Kural olarak, korkular mahalleye yakınlıktan kaynaklanır. Dolayısıyla Hindistan, Pakistan, Güney Kore - Kuzey, Polonya - Rusya'dan korkuyor ve Kenya, yakınlardaki istikrarsız Somali'yi dünya barışına bir tehdit olarak görüyor. Veya dini-bölgesel faktör bir rol oynar. İsrail ile sınır komşusu olan Fas, Tunus ve Irak'ta İsrail'den böyle korkuluyor. Siyasi durum da önemlidir - Fransa, Suriye'yi bir numaralı tehdit olarak görüyor. Bununla birlikte, bazen ana kötü adamın seçimi garip görünüyor, örneğin, Bangladeş İsrail'i ve İtalya - Afganistan'ı seçti (Afganistan, komşu Pakistan'dan korkuyor).
Dünyanın Amerika hakkındaki alçak görüşünün etkisi 2013 yılında yaşanan olaylardan, özellikle Suriye'nin bombalanmasından, Ukrayna ve Ortadoğu'daki olaylara tepkiden etkilendi.

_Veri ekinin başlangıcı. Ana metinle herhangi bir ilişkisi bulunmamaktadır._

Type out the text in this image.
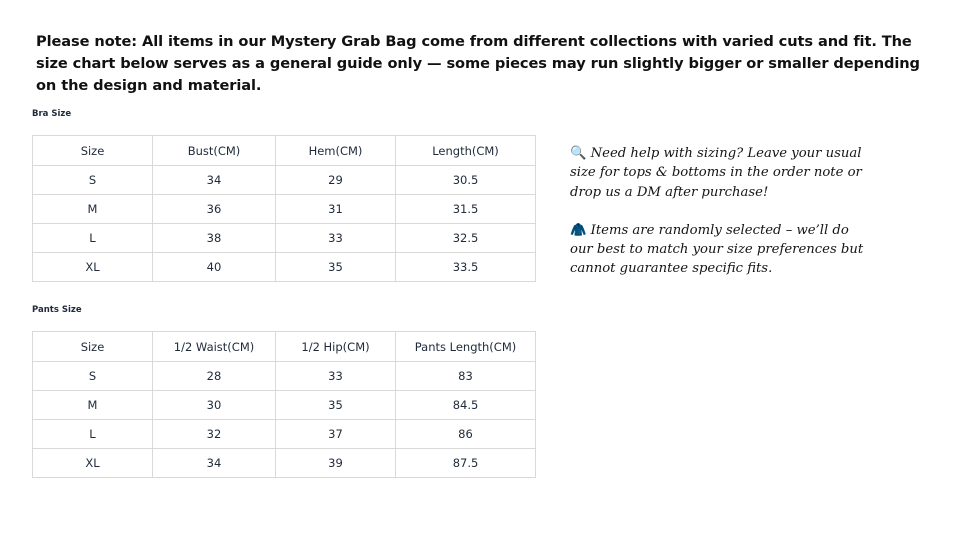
Please note: All items in our Mystery Grab Bag come from different collections with varied cuts and fit. The size chart below serves as a general guide only — some pieces may run slightly bigger or smaller depending on the design and material.
Bra Size
Size	Bust(CM)	Hem(CM)	Length(CM)
S	34	29	30.5
M	36	31	31.5
L	38	33	32.5
XL	40	35	33.5
Pants Size
Size	1/2 Waist(CM)	1/2 Hip(CM)	Pants Length(CM)
S	28	33	83
M	30	35	84.5
L	32	37	86
XL	34	39	87.5

🔍 Need help with sizing? Leave your usual size for tops & bottoms in the order note or drop us a DM after purchase!

🧥 Items are randomly selected – we’ll do our best to match your size preferences but cannot guarantee specific fits.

Amerika, diğer ülkelere verilebilecek zararlardan bağımsız olarak, ABD'nin uygun gördüğü her yerde birliklerini kullanma hakkına sahip olduğu Clinton doktrinine uygun olarak hareket etmeye devam ediyor.
Bununla birlikte, anket geçen 2016'nın sonuçlarına göre yapılmış olsaydı korku haritasının ne kadar değişeceği ilginçtir. Birçok ilginç veya korkutucu olay vardı: ABD seçimleri ve Donald Trump'ın zaferi, Kırım'ın ilhakı, Ukrayna'daki iç savaş, İran'la nükleer anlaşma ve göçmenlerin Avrupa ülkelerine işgali. Şimdiye kadar, Reddit moderatörlerinden birinin yazdığı gibi, kullanıcıların haritayı hafif bir mizahla tartışmaları ve siyasi görüşlerdeki farklılıklar konusunda çatışmalara girmemeleri cesaret verici.
Dünyadaki en tehlikeli devlet Çin'dir. Bak neler oluyor. Bütün dünyayı mallarıyla doldurdular. Herhangi bir ürünü ekonomik olarak çöpe atmak, herhangi bir ülkeye sızan tahtakuruları gibidirler. Giysiler sağlık için tam bir tehdittir - alerji, dermatolojik hastalıklar ve isterseniz - kanser. Çin arabaları - hareket halindeyken dağılıyor - herhangi bir zamanda kontrolü kaybetme tehdidi.Yiyecek - gübrelere ne eklediklerini düşünmek korkutucu ve ayrıca özel laboratuarlarında yetiştiriliyorlar. Uçaklar - Sanırım yakında yürümek daha güvenli olacak. Korkulacak şey bu. Ve en kötüsü, işadamlarımızın temelde aynı yerde, Çin'de hammadde satın almalarıdır. Hepsi sadece tek bir şey uğruna - para biriktirmek için.
Kanımca bu pazar çok ciddi bir şekilde incelenmeli ve mümkünse izole edilmelidir.
Tuhaf bir şey - bir yandan hırsızlık için korkunç cezaları var, diğer yandan aldatmak, kandırmak ulusal bir özellik.
Hiç Çin restoranlarına gittin mi? Şefle bile konuştum. Tabaklarınızdan hiçbir şey atmamanıza izin veren teknolojiler hakkında tatlı bir gülümsemeyle konuştu. Gülüyor musun? Ağlamalıyız. Saçma sapan şeyler içindeyiz ama apaçık olanı fark etmiyoruz. Akıllı insanlara bakın.